Не внешность ли этой женщины, задавался я вопросом, определила её отношение к Адриану, эту волю к невидимости, это всегдашнее ускользание, этот запрет встречи? Может быть, она безобразна, хрома, горбата, изуродована какой-нибудь кожной болезнью? Нет, вряд ли, и если был в ней какой-нибудь изъян, то скорее он относился к душевному миру, отчего она так глубоко и понимала незащищённость и потребность в одиночестве другой души. Да и партнёр её ни разу не попытался возмутиться против этого статуса и молча принял то, что навек перенесло их отношения в область чисто духовную.
Я не очень-то люблю этот банальный оборот «чисто духовное». Какой-то он бесцветный и бессильный и, конечно, совсем не характерный для практической энергии, которой была так насыщена эта преданность, это тайное попечение издалека. Весьма обширное музыкальное и общеевропейское образование корреспондентки сообщало переписке, особенно интенсивной в пору подготовки и создания «Апокалипсиса», безусловно деловой характер. Моего друга побуждали к работе, посылая ему редкие и трудно доступные материалы, которые должны были послужить основой для текста, — впоследствии мы узнали, что и старофранцузский стихотворный перевод «Видения апостола Павла» пришёл к нему из «мира». Пусть окольными путями, пусть через посредников, но она всегда деятельно служила ему. Благодаря её стараниям была напечатана и умная статья в «Рассвете», единственном тогда органе, где можно было с восхищением говорить о музыке Леверкюна. То, что «Универсальное издательство» постаралось закрепить за собой ораторию, тоже было сделано по её настоянию. В 1921 году она предоставила в его распоряжение немалые средства на то, чтобы извлечь из забвенья Платнеров кукольный театр для прекрасной, музыкально совершенной инсценировки «Gesta Romanorum».
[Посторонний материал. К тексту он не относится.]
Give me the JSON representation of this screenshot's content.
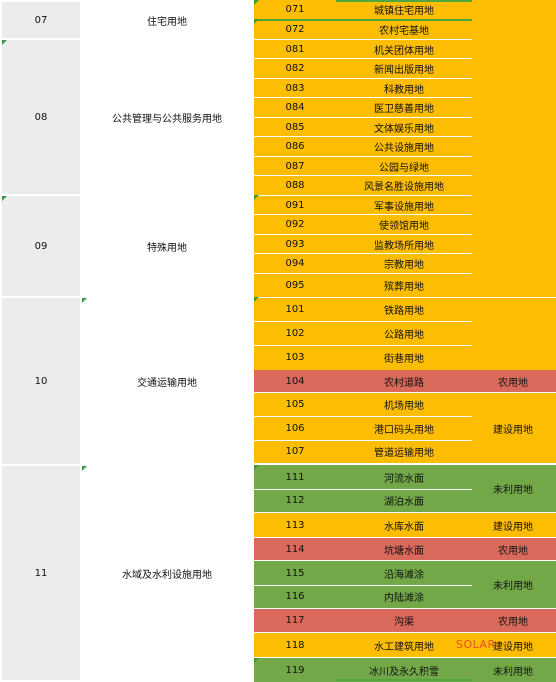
{
  "level1": [
    {
      "code": "07",
      "name": "住宅用地"
    },
    {
      "code": "08",
      "name": "公共管理与公共服务用地"
    },
    {
      "code": "09",
      "name": "特殊用地"
    },
    {
      "code": "10",
      "name": "交通运输用地"
    },
    {
      "code": "11",
      "name": "水域及水利设施用地"
    }
  ],
  "level2": [
    {
      "code": "071",
      "name": "城镇住宅用地"
    },
    {
      "code": "072",
      "name": "农村宅基地"
    },
    {
      "code": "081",
      "name": "机关团体用地"
    },
    {
      "code": "082",
      "name": "新闻出版用地"
    },
    {
      "code": "083",
      "name": "科教用地"
    },
    {
      "code": "084",
      "name": "医卫慈善用地"
    },
    {
      "code": "085",
      "name": "文体娱乐用地"
    },
    {
      "code": "086",
      "name": "公共设施用地"
    },
    {
      "code": "087",
      "name": "公园与绿地"
    },
    {
      "code": "088",
      "name": "风景名胜设施用地"
    },
    {
      "code": "091",
      "name": "军事设施用地"
    },
    {
      "code": "092",
      "name": "使领馆用地"
    },
    {
      "code": "093",
      "name": "监教场所用地"
    },
    {
      "code": "094",
      "name": "宗教用地"
    },
    {
      "code": "095",
      "name": "殡葬用地"
    },
    {
      "code": "101",
      "name": "铁路用地"
    },
    {
      "code": "102",
      "name": "公路用地"
    },
    {
      "code": "103",
      "name": "街巷用地"
    },
    {
      "code": "104",
      "name": "农村道路"
    },
    {
      "code": "105",
      "name": "机场用地"
    },
    {
      "code": "106",
      "name": "港口码头用地"
    },
    {
      "code": "107",
      "name": "管道运输用地"
    },
    {
      "code": "111",
      "name": "河流水面"
    },
    {
      "code": "112",
      "name": "湖泊水面"
    },
    {
      "code": "113",
      "name": "水库水面"
    },
    {
      "code": "114",
      "name": "坑塘水面"
    },
    {
      "code": "115",
      "name": "沿海滩涂"
    },
    {
      "code": "116",
      "name": "内陆滩涂"
    },
    {
      "code": "117",
      "name": "沟渠"
    },
    {
      "code": "118",
      "name": "水工建筑用地"
    },
    {
      "code": "119",
      "name": "冰川及永久积雪"
    }
  ],
  "category_labels": {
    "agri_104": "农用地",
    "constr_105_107": "建设用地",
    "unused_111_112": "未利用地",
    "constr_113": "建设用地",
    "agri_114": "农用地",
    "unused_115_116": "未利用地",
    "agri_117": "农用地",
    "constr_118": "建设用地",
    "unused_119": "未利用地"
  },
  "watermark": "SOLAR",
  "colors": {
    "construction": "#fdbd02",
    "agricultural": "#d9695a",
    "unused": "#72a848",
    "level1_code_bg": "#ececec"
  }
}
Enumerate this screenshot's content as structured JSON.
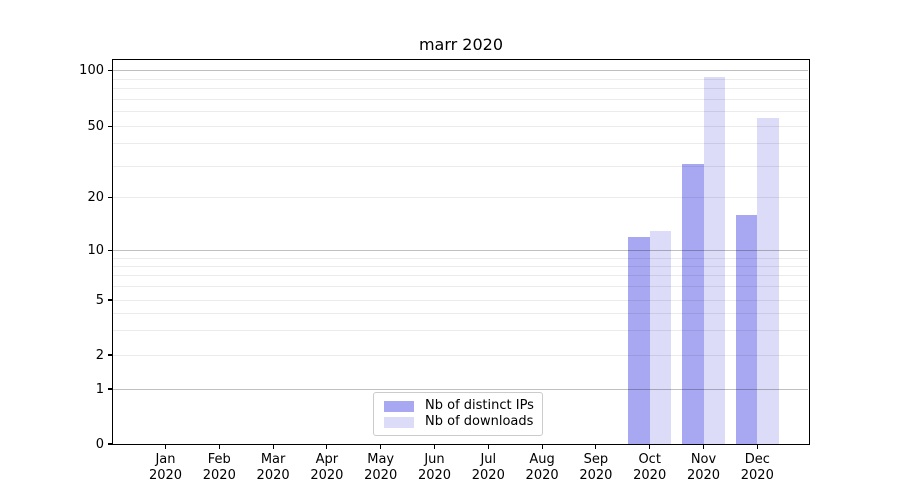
{
  "chart_data": {
    "type": "bar",
    "title": "marr 2020",
    "categories": [
      "Jan 2020",
      "Feb 2020",
      "Mar 2020",
      "Apr 2020",
      "May 2020",
      "Jun 2020",
      "Jul 2020",
      "Aug 2020",
      "Sep 2020",
      "Oct 2020",
      "Nov 2020",
      "Dec 2020"
    ],
    "series": [
      {
        "name": "Nb of distinct IPs",
        "color": "#a8a8f2",
        "values": [
          0,
          0,
          0,
          0,
          0,
          0,
          0,
          0,
          0,
          12,
          31,
          16
        ]
      },
      {
        "name": "Nb of downloads",
        "color": "#dcdcf8",
        "values": [
          0,
          0,
          0,
          0,
          0,
          0,
          0,
          0,
          0,
          13,
          92,
          56
        ]
      }
    ],
    "xlabel": "",
    "ylabel": "",
    "yscale": "quasi-log (log above 1, linear segment 0-1)",
    "ylim": [
      0,
      115
    ],
    "y_ticks": [
      0,
      1,
      2,
      5,
      10,
      20,
      50,
      100
    ],
    "y_major_gridlines": [
      1,
      10,
      100
    ],
    "y_minor_gridlines": [
      2,
      3,
      4,
      5,
      6,
      7,
      8,
      9,
      20,
      30,
      40,
      50,
      60,
      70,
      80,
      90
    ],
    "grid": "horizontal only",
    "legend": {
      "position": "lower-center"
    },
    "colors": {
      "axis": "#000000",
      "major_grid": "rgba(0,0,0,0.25)",
      "minor_grid": "rgba(0,0,0,0.08)",
      "background": "#ffffff"
    }
  }
}
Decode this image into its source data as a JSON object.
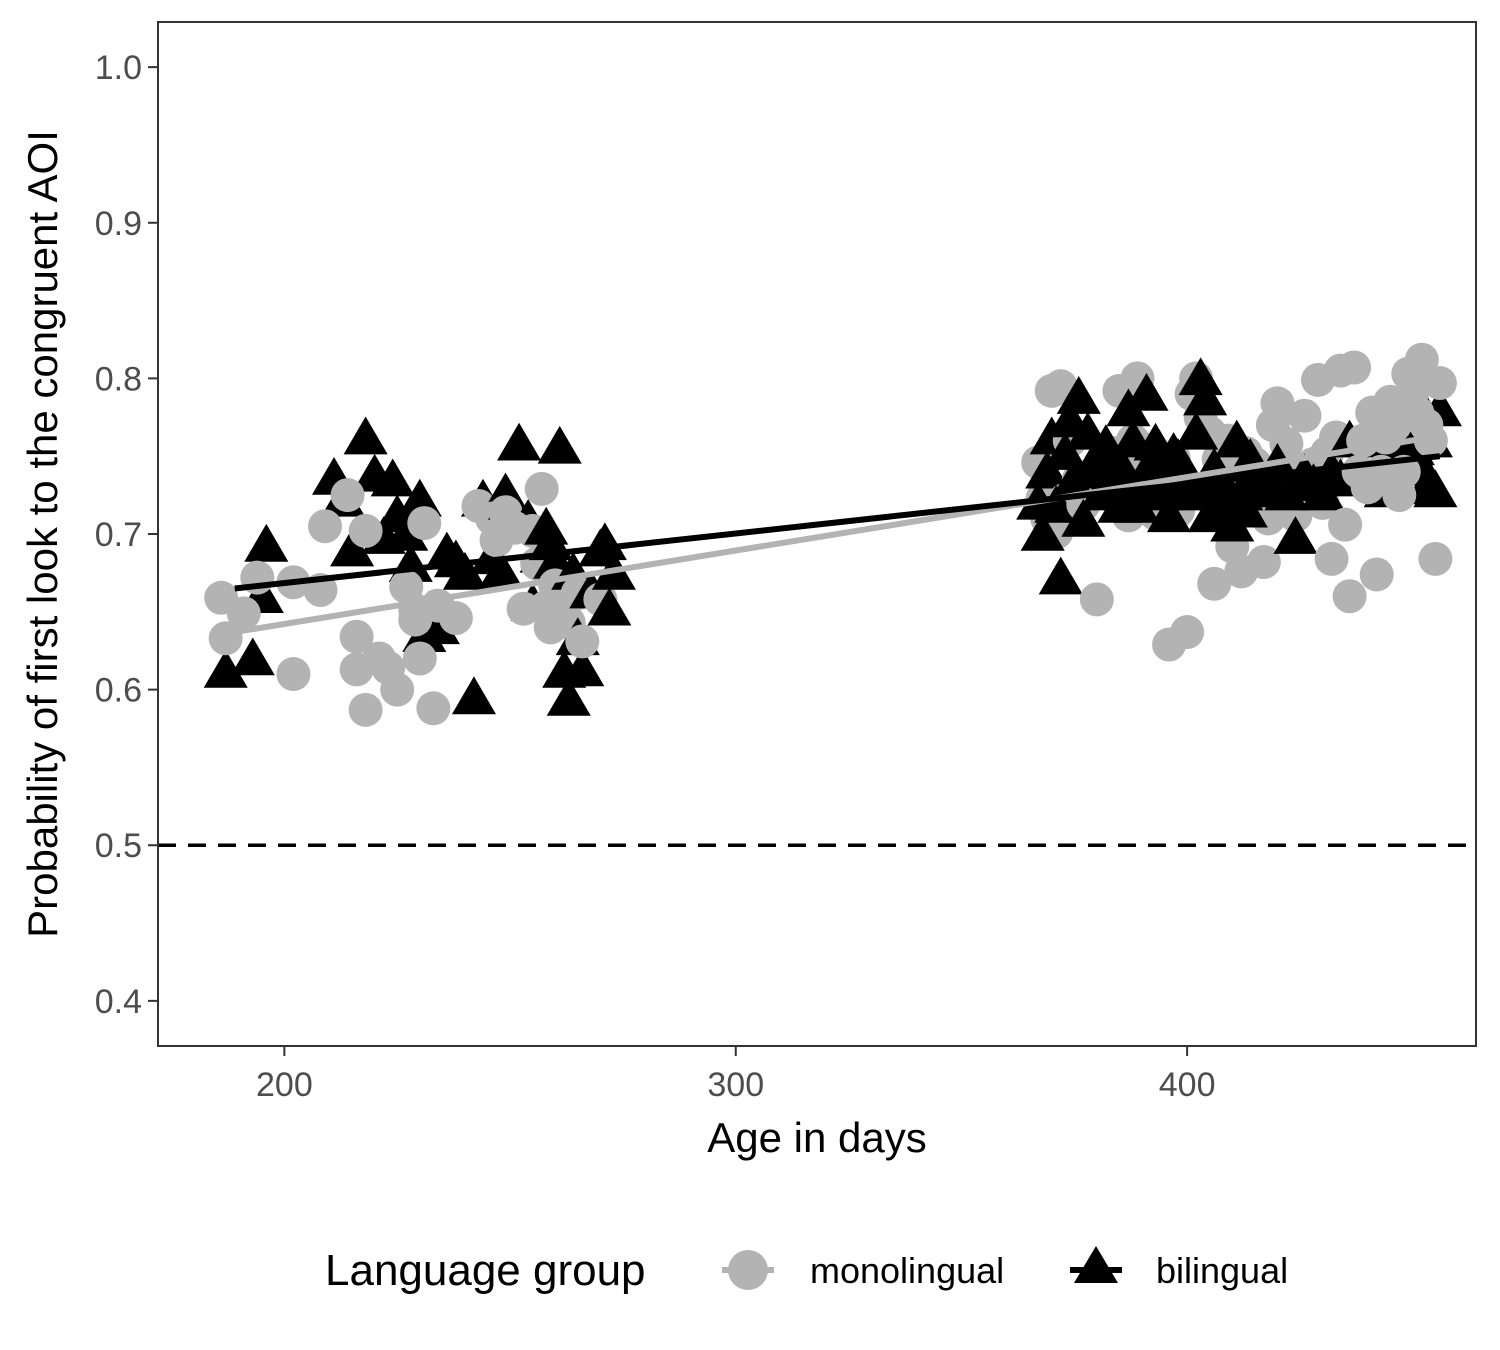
{
  "chart_data": {
    "type": "scatter",
    "xlabel": "Age in days",
    "ylabel": "Probability of first look to the congruent AOI",
    "xlim": [
      172,
      464
    ],
    "ylim": [
      0.371,
      1.029
    ],
    "xticks": [
      200,
      300,
      400
    ],
    "yticks": [
      0.4,
      0.5,
      0.6,
      0.7,
      0.8,
      0.9,
      1.0
    ],
    "ytick_labels": [
      "0.4",
      "0.5",
      "0.6",
      "0.7",
      "0.8",
      "0.9",
      "1.0"
    ],
    "xtick_labels": [
      "200",
      "300",
      "400"
    ],
    "grid": false,
    "reference_line": {
      "y": 0.5,
      "style": "dashed",
      "color": "#000000"
    },
    "legend": {
      "title": "Language group",
      "placement": "bottom",
      "entries": [
        {
          "label": "monolingual",
          "marker": "circle",
          "color": "#b3b3b3"
        },
        {
          "label": "bilingual",
          "marker": "triangle",
          "color": "#000000"
        }
      ]
    },
    "series": [
      {
        "name": "monolingual",
        "marker": "circle",
        "color": "#b3b3b3",
        "fit": {
          "x": [
            189,
            456
          ],
          "y": [
            0.637,
            0.763
          ]
        },
        "points": [
          [
            186,
            0.659
          ],
          [
            187,
            0.633
          ],
          [
            191,
            0.649
          ],
          [
            194,
            0.672
          ],
          [
            202,
            0.669
          ],
          [
            202,
            0.61
          ],
          [
            208,
            0.664
          ],
          [
            209,
            0.705
          ],
          [
            214,
            0.725
          ],
          [
            216,
            0.634
          ],
          [
            216,
            0.613
          ],
          [
            218,
            0.702
          ],
          [
            218,
            0.587
          ],
          [
            221,
            0.62
          ],
          [
            223,
            0.614
          ],
          [
            225,
            0.6
          ],
          [
            227,
            0.666
          ],
          [
            229,
            0.651
          ],
          [
            229,
            0.645
          ],
          [
            230,
            0.62
          ],
          [
            231,
            0.707
          ],
          [
            233,
            0.588
          ],
          [
            234,
            0.654
          ],
          [
            238,
            0.646
          ],
          [
            243,
            0.718
          ],
          [
            246,
            0.71
          ],
          [
            247,
            0.696
          ],
          [
            249,
            0.714
          ],
          [
            251,
            0.704
          ],
          [
            253,
            0.652
          ],
          [
            255,
            0.702
          ],
          [
            256,
            0.681
          ],
          [
            257,
            0.729
          ],
          [
            258,
            0.653
          ],
          [
            259,
            0.64
          ],
          [
            260,
            0.667
          ],
          [
            262,
            0.66
          ],
          [
            263,
            0.643
          ],
          [
            265,
            0.662
          ],
          [
            266,
            0.631
          ],
          [
            270,
            0.658
          ],
          [
            367,
            0.746
          ],
          [
            368,
            0.723
          ],
          [
            369,
            0.71
          ],
          [
            370,
            0.792
          ],
          [
            371,
            0.701
          ],
          [
            372,
            0.795
          ],
          [
            373,
            0.722
          ],
          [
            374,
            0.76
          ],
          [
            376,
            0.735
          ],
          [
            377,
            0.719
          ],
          [
            378,
            0.731
          ],
          [
            380,
            0.658
          ],
          [
            382,
            0.727
          ],
          [
            384,
            0.752
          ],
          [
            385,
            0.792
          ],
          [
            386,
            0.741
          ],
          [
            387,
            0.712
          ],
          [
            388,
            0.76
          ],
          [
            389,
            0.8
          ],
          [
            390,
            0.755
          ],
          [
            391,
            0.727
          ],
          [
            392,
            0.735
          ],
          [
            393,
            0.713
          ],
          [
            395,
            0.741
          ],
          [
            396,
            0.629
          ],
          [
            397,
            0.749
          ],
          [
            398,
            0.715
          ],
          [
            399,
            0.73
          ],
          [
            400,
            0.637
          ],
          [
            401,
            0.79
          ],
          [
            402,
            0.8
          ],
          [
            403,
            0.775
          ],
          [
            404,
            0.728
          ],
          [
            405,
            0.765
          ],
          [
            406,
            0.668
          ],
          [
            407,
            0.748
          ],
          [
            408,
            0.755
          ],
          [
            409,
            0.76
          ],
          [
            410,
            0.692
          ],
          [
            411,
            0.735
          ],
          [
            412,
            0.676
          ],
          [
            413,
            0.752
          ],
          [
            414,
            0.744
          ],
          [
            415,
            0.745
          ],
          [
            416,
            0.72
          ],
          [
            417,
            0.682
          ],
          [
            418,
            0.71
          ],
          [
            419,
            0.77
          ],
          [
            420,
            0.784
          ],
          [
            421,
            0.735
          ],
          [
            422,
            0.758
          ],
          [
            423,
            0.716
          ],
          [
            424,
            0.712
          ],
          [
            425,
            0.74
          ],
          [
            426,
            0.776
          ],
          [
            427,
            0.73
          ],
          [
            428,
            0.745
          ],
          [
            429,
            0.799
          ],
          [
            430,
            0.72
          ],
          [
            431,
            0.752
          ],
          [
            432,
            0.684
          ],
          [
            433,
            0.762
          ],
          [
            434,
            0.805
          ],
          [
            435,
            0.706
          ],
          [
            436,
            0.66
          ],
          [
            437,
            0.807
          ],
          [
            438,
            0.74
          ],
          [
            439,
            0.76
          ],
          [
            440,
            0.73
          ],
          [
            441,
            0.778
          ],
          [
            442,
            0.674
          ],
          [
            443,
            0.74
          ],
          [
            444,
            0.762
          ],
          [
            445,
            0.785
          ],
          [
            446,
            0.77
          ],
          [
            447,
            0.725
          ],
          [
            448,
            0.74
          ],
          [
            449,
            0.803
          ],
          [
            450,
            0.792
          ],
          [
            451,
            0.778
          ],
          [
            452,
            0.812
          ],
          [
            453,
            0.77
          ],
          [
            454,
            0.76
          ],
          [
            455,
            0.684
          ],
          [
            456,
            0.797
          ]
        ]
      },
      {
        "name": "bilingual",
        "marker": "triangle",
        "color": "#000000",
        "fit": {
          "x": [
            189,
            456
          ],
          "y": [
            0.665,
            0.75
          ]
        },
        "points": [
          [
            187,
            0.612
          ],
          [
            193,
            0.62
          ],
          [
            195,
            0.66
          ],
          [
            196,
            0.693
          ],
          [
            211,
            0.736
          ],
          [
            213,
            0.722
          ],
          [
            215,
            0.69
          ],
          [
            218,
            0.762
          ],
          [
            220,
            0.738
          ],
          [
            222,
            0.698
          ],
          [
            224,
            0.735
          ],
          [
            225,
            0.712
          ],
          [
            227,
            0.7
          ],
          [
            228,
            0.68
          ],
          [
            230,
            0.722
          ],
          [
            231,
            0.635
          ],
          [
            232,
            0.65
          ],
          [
            234,
            0.64
          ],
          [
            236,
            0.688
          ],
          [
            238,
            0.683
          ],
          [
            240,
            0.675
          ],
          [
            242,
            0.595
          ],
          [
            244,
            0.722
          ],
          [
            246,
            0.685
          ],
          [
            248,
            0.676
          ],
          [
            249,
            0.726
          ],
          [
            250,
            0.72
          ],
          [
            252,
            0.758
          ],
          [
            254,
            0.709
          ],
          [
            255,
            0.655
          ],
          [
            257,
            0.686
          ],
          [
            258,
            0.704
          ],
          [
            259,
            0.694
          ],
          [
            260,
            0.682
          ],
          [
            261,
            0.756
          ],
          [
            262,
            0.612
          ],
          [
            263,
            0.594
          ],
          [
            264,
            0.675
          ],
          [
            265,
            0.633
          ],
          [
            266,
            0.613
          ],
          [
            268,
            0.663
          ],
          [
            270,
            0.69
          ],
          [
            271,
            0.694
          ],
          [
            272,
            0.652
          ],
          [
            273,
            0.675
          ],
          [
            367,
            0.72
          ],
          [
            368,
            0.7
          ],
          [
            369,
            0.74
          ],
          [
            370,
            0.762
          ],
          [
            371,
            0.718
          ],
          [
            372,
            0.672
          ],
          [
            373,
            0.752
          ],
          [
            374,
            0.773
          ],
          [
            375,
            0.735
          ],
          [
            376,
            0.788
          ],
          [
            377,
            0.709
          ],
          [
            378,
            0.765
          ],
          [
            379,
            0.74
          ],
          [
            380,
            0.749
          ],
          [
            381,
            0.726
          ],
          [
            382,
            0.757
          ],
          [
            383,
            0.732
          ],
          [
            384,
            0.745
          ],
          [
            385,
            0.718
          ],
          [
            386,
            0.74
          ],
          [
            387,
            0.78
          ],
          [
            388,
            0.76
          ],
          [
            389,
            0.718
          ],
          [
            390,
            0.728
          ],
          [
            391,
            0.79
          ],
          [
            392,
            0.745
          ],
          [
            393,
            0.758
          ],
          [
            394,
            0.726
          ],
          [
            395,
            0.736
          ],
          [
            396,
            0.712
          ],
          [
            397,
            0.752
          ],
          [
            398,
            0.748
          ],
          [
            399,
            0.74
          ],
          [
            400,
            0.733
          ],
          [
            401,
            0.726
          ],
          [
            402,
            0.765
          ],
          [
            403,
            0.8
          ],
          [
            404,
            0.787
          ],
          [
            405,
            0.712
          ],
          [
            406,
            0.742
          ],
          [
            407,
            0.735
          ],
          [
            408,
            0.728
          ],
          [
            409,
            0.718
          ],
          [
            410,
            0.706
          ],
          [
            411,
            0.76
          ],
          [
            412,
            0.726
          ],
          [
            413,
            0.715
          ],
          [
            414,
            0.748
          ],
          [
            415,
            0.74
          ],
          [
            416,
            0.728
          ],
          [
            418,
            0.735
          ],
          [
            420,
            0.745
          ],
          [
            422,
            0.726
          ],
          [
            424,
            0.698
          ],
          [
            426,
            0.738
          ],
          [
            428,
            0.732
          ],
          [
            430,
            0.726
          ],
          [
            432,
            0.74
          ],
          [
            434,
            0.735
          ],
          [
            436,
            0.76
          ],
          [
            438,
            0.745
          ],
          [
            440,
            0.76
          ],
          [
            442,
            0.735
          ],
          [
            444,
            0.728
          ],
          [
            446,
            0.77
          ],
          [
            448,
            0.758
          ],
          [
            450,
            0.755
          ],
          [
            451,
            0.786
          ],
          [
            452,
            0.742
          ],
          [
            453,
            0.73
          ],
          [
            454,
            0.76
          ],
          [
            455,
            0.728
          ],
          [
            456,
            0.78
          ]
        ]
      }
    ]
  }
}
На этом слове, на широком жесте, к нему относящемся, на этом «в его распоряжение» я и хочу сейчас остановиться. Адриан мог не сомневаться, что в его полном распоряжении находится то, чем великосветская почитательница пыталась служить ему в его затворе, — её богатство, которое из-за сильно развитой критической совести было ей в тягость, хотя жизни без него она не знала, да, наверно, и не сумела бы без него обойтись. Положить на алтарь гения всё, что только возможно, не оскорбив его избытком щедрости, — вот к чему она стремилась. И если бы Адриан захотел, весь стиль его жизни переменился бы в одночасье, принял бы облик той драгоценности, которой он украшал себя лишь в четырёх стенах «игуменского покоя». Он это знал не хуже меня. Только в отличие от меня, всегда испытывавшего лёгкое головокружение при мысли, что гигантское состояние лежит у его ног и ему стоит лишь нагнуться, чтобы создать себе поистине царственную жизнь, он, Адриан, никогда себя до этой мысли не допускал. И тем не менее однажды, в виде исключения, покинув Пфейферинг и странствуя по чужим краям, он всё же пригубил той царственной жизни, какую я всей душой желал ему на многим более длительный срок.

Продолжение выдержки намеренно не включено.